Yes. I’m interested in what it feels like when you exceed the parameters of a paradigm.

What are some of the impacts and effects you’re anticipating through the installation? In upcoming weeks, audiences will not only hear your conversations with poets about the programmatic nature of language, but also encounter the abstraction of these codes—or, as you put it, the subversion of codes in the installation.

It’s a really good question. I have been trying to address and give succinct contours to my interests, and I think the best analogy is found in the theories of the scholar Diana Deutsch—and particularly in her example of the High-Low Sonic Illusion, with which I will begin the performances of Towards a Radical Listening.

We’re all familiar with optical illusions. But very few people think about how sonic illusions exist, and Deutsch has been instrumental in demonstrating that our perception even of basic musical patterns is shaped by the language spoken around us, for example. In fact, the differences in what we hear reflect differences in the very organization of our consciousness.

For Deutsch’s High-Low Sonic Illusion, the words high and low are spoken quickly, basically creating the effect of panning for audiences. But incredibly, when the speakers playing a recording of these words are positioned in the right way in relationship to the body, the mind begins to generate all sorts of other language from a phrase that it knows it is not. Even if you know that you are hearing the phrase “high-low”—split up and spread across two speakers—your mind starts to generate a whole bunch of other bits of language. And this newly generated language is entirely based on the psyche.
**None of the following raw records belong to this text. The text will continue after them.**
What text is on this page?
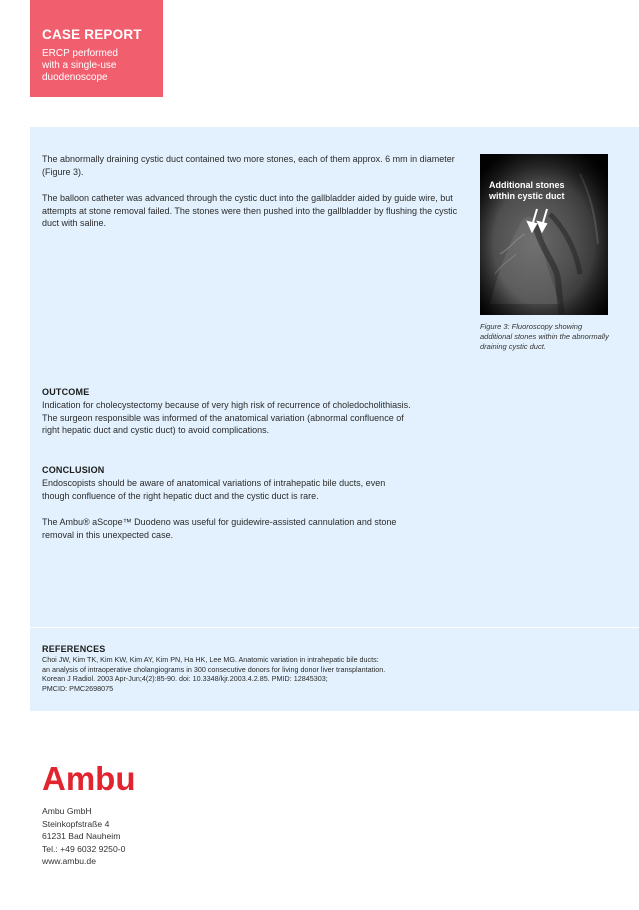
CASE REPORT
ERCP performed
with a single-use
duodenoscope

The abnormally draining cystic duct contained two more stones, each of them approx. 6 mm in diameter (Figure 3).

The balloon catheter was advanced through the cystic duct into the gallbladder aided by guide wire, but attempts at stone removal failed. The stones were then pushed into the gallbladder by flushing the cystic duct with saline.

Additional stones
within cystic duct
Figure 3: Fluoroscopy showing additional stones within the abnormally draining cystic duct.
OUTCOME

Indication for cholecystectomy because of very high risk of recurrence of choledocholithiasis.
The surgeon responsible was informed of the anatomical variation (abnormal confluence of
right hepatic duct and cystic duct) to avoid complications.

CONCLUSION

Endoscopists should be aware of anatomical variations of intrahepatic bile ducts, even
though confluence of the right hepatic duct and the cystic duct is rare.

The Ambu® aScope™ Duodeno was useful for guidewire-assisted cannulation and stone
removal in this unexpected case.

REFERENCES
Choi JW, Kim TK, Kim KW, Kim AY, Kim PN, Ha HK, Lee MG. Anatomic variation in intrahepatic bile ducts:
an analysis of intraoperative cholangiograms in 300 consecutive donors for living donor liver transplantation.
Korean J Radiol. 2003 Apr-Jun;4(2):85-90. doi: 10.3348/kjr.2003.4.2.85. PMID: 12845303;
PMCID: PMC2698075
Ambu
Ambu GmbH
Steinkopfstraße 4
61231 Bad Nauheim
Tel.: +49 6032 9250-0
www.ambu.de
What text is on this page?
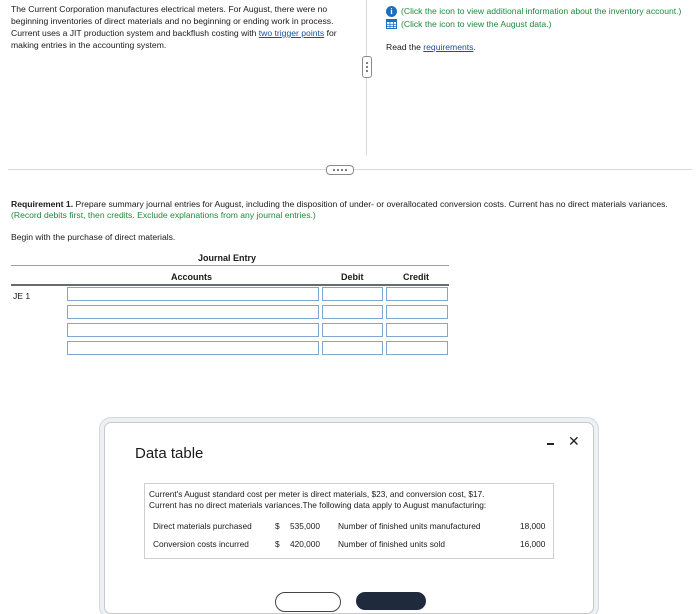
The Current Corporation manufactures electrical meters. For August, there were no beginning inventories of direct materials and no beginning or ending work in process. Current uses a JIT production system and backflush costing with two trigger points for making entries in the accounting system.

i (Click the icon to view additional information about the inventory account.)
(Click the icon to view the August data.)
Read the requirements.
Requirement 1. Prepare summary journal entries for August, including the disposition of under- or overallocated conversion costs. Current has no direct materials variances. (Record debits first, then credits. Exclude explanations from any journal entries.)
Begin with the purchase of direct materials.
Journal Entry
Accounts	Debit	Credit
JE 1
Data table
✕
Current's August standard cost per meter is direct materials, $23, and conversion cost, $17.
Current has no direct materials variances.The following data apply to August manufacturing:
Direct materials purchased	$ 535,000 Number of finished units manufactured	18,000
Conversion costs incurred	$ 420,000 Number of finished units sold	16,000
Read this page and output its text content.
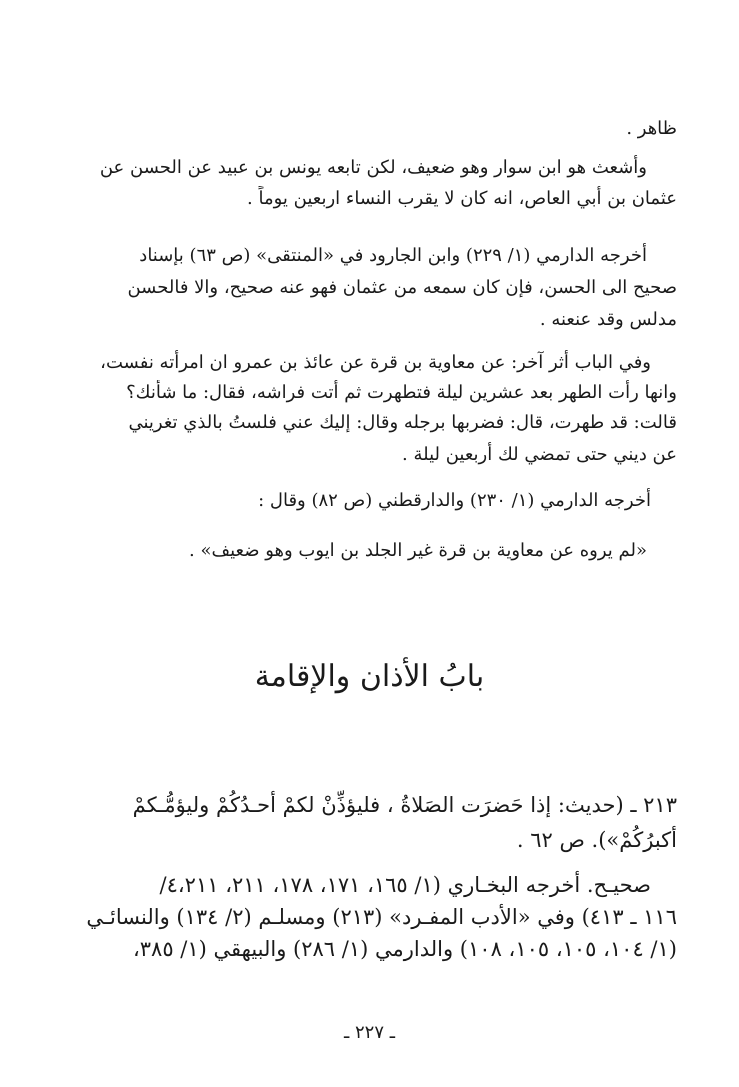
ظاهر .
وأشعث هو ابن سوار وهو ضعيف، لكن تابعه يونس بن عبيد عن الحسن عن
عثمان بن أبي العاص، انه كان لا يقرب النساء اربعين يوماً .
أخرجه الدارمي (١/ ٢٢٩) وابن الجارود في «المنتقى» (ص ٦٣) بإسناد
صحيح الى الحسن، فإن كان سمعه من عثمان فهو عنه صحيح، والا فالحسن
مدلس وقد عنعنه .
وفي الباب أثر آخر: عن معاوية بن قرة عن عائذ بن عمرو ان امرأته نفست،
وانها رأت الطهر بعد عشرين ليلة فتطهرت ثم أتت فراشه، فقال: ما شأنك؟
قالت: قد طهرت، قال: فضربها برجله وقال: إليك عني فلستُ بالذي تغريني
عن ديني حتى تمضي لك أربعين ليلة .
أخرجه الدارمي (١/ ٢٣٠) والدارقطني (ص ٨٢) وقال :
«لم يروه عن معاوية بن قرة غير الجلد بن ايوب وهو ضعيف» .
بابُ الأذان والإقامة
٢١٣ ـ (حديث: إذا حَضرَت الصَلاةُ ، فليؤذِّنْ لكمْ أحـدُكُمْ وليؤمُّـكمْ
أكبرُكُمْ»). ص ٦٢ .
صحيـح. أخرجه البخـاري (١/ ١٦٥، ١٧١، ١٧٨، ٢١١، ٤،٢١١/
١١٦ ـ ٤١٣) وفي «الأدب المفـرد» (٢١٣) ومسلـم (٢/ ١٣٤) والنسائـي
(١/ ١٠٤، ١٠٥، ١٠٥، ١٠٨) والدارمي (١/ ٢٨٦) والبيهقي (١/ ٣٨٥،
ـ ٢٢٧ ـ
Essentially, that’s what I’m trying to do in Turning Towards a Radical Listening. I’m trying to put people in the room and make them aware of the problematics and the slippages that occur in the process of generating information. And because I believe we fashion our machines after our societies, I would hope that we can tune into how we are generating meaning while watching a machine do the same thing. While I don’t know exactly what will appear on the screen as part of this sound installation at The Kitchen, I do know that any transcription we’ll look at will fail to represent the sonic experience we’re having in the room. That sonic experience is going to be unlike any that most have experienced. And I would hope that in the process of experiencing that, people can tune into how a failure of recognition is happening in real time all over the country and all around the world.
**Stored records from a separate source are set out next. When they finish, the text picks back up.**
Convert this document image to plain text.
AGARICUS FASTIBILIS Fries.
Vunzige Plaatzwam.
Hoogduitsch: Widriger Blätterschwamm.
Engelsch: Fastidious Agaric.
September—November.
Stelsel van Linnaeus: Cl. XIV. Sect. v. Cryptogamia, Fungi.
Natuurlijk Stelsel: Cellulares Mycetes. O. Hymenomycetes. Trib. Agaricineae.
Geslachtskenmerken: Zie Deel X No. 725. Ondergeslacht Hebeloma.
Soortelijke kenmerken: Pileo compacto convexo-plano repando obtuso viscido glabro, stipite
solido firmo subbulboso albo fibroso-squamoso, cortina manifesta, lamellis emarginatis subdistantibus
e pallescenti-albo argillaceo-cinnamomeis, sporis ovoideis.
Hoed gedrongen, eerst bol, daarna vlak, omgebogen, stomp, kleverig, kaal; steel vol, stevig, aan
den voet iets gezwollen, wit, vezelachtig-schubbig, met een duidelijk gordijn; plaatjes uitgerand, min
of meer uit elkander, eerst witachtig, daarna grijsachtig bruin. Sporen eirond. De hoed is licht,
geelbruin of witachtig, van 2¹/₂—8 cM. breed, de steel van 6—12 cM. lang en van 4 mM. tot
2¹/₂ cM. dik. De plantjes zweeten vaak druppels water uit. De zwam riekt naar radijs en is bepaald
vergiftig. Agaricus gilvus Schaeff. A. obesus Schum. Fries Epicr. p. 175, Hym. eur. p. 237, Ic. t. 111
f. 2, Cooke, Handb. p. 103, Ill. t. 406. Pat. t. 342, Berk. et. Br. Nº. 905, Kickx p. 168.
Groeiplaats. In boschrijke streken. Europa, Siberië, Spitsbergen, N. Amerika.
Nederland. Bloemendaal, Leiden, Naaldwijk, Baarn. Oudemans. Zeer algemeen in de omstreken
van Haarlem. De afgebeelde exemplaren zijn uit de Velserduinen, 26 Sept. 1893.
Yes, and that is a radical listening because that’s a real-time subversion of people’s synthesis of what they’re hearing.

Yes, that’s what it’s about. Listening is something that we all do, but radical listening is listening with the awareness of the pitfalls one is susceptible to while listening. My collaborators and I are trying to acknowledge and navigate that.

You also have a sculptural installation coming up in a solo exhibition at Knockdown Center titled Fragment Scapes. How does that literal material practice interface with what you’re describing here?

I really consider both of these projects as part of the same exploration, and ultimately as the same project. At The Kitchen I am making soundscapes in the tradition of musique concrete. At Knockdown Center there will be a series of photographic images, whose subjects are these large mounds I build with fragments of concrete. I poured the concrete myself, having put superabundant amounts of pigment into those pours so that the concrete was very fragile when it solidified. And then I simply walked on the fragile concrete, which fragmented, and I used the fragments to build these mounds. Finally, I documented them with a camera from above. So the results of this really arduous and heavy process are these very light, one-dimensional images that are evacuated of gravity, dimension, and process.

I’m interested in challenging the document and, more precisely, challenging how viewer and document meet. I’m interested in how this questioning leads to a stronger understanding of the information and Knowledge we have at our disposal. During my residency at The Kitchen, you could say I’m attempting to create an experience where we can all sit together and watch and listen as the document aggregates. While at Knockdown Center, you’ll encounter documents after the fact.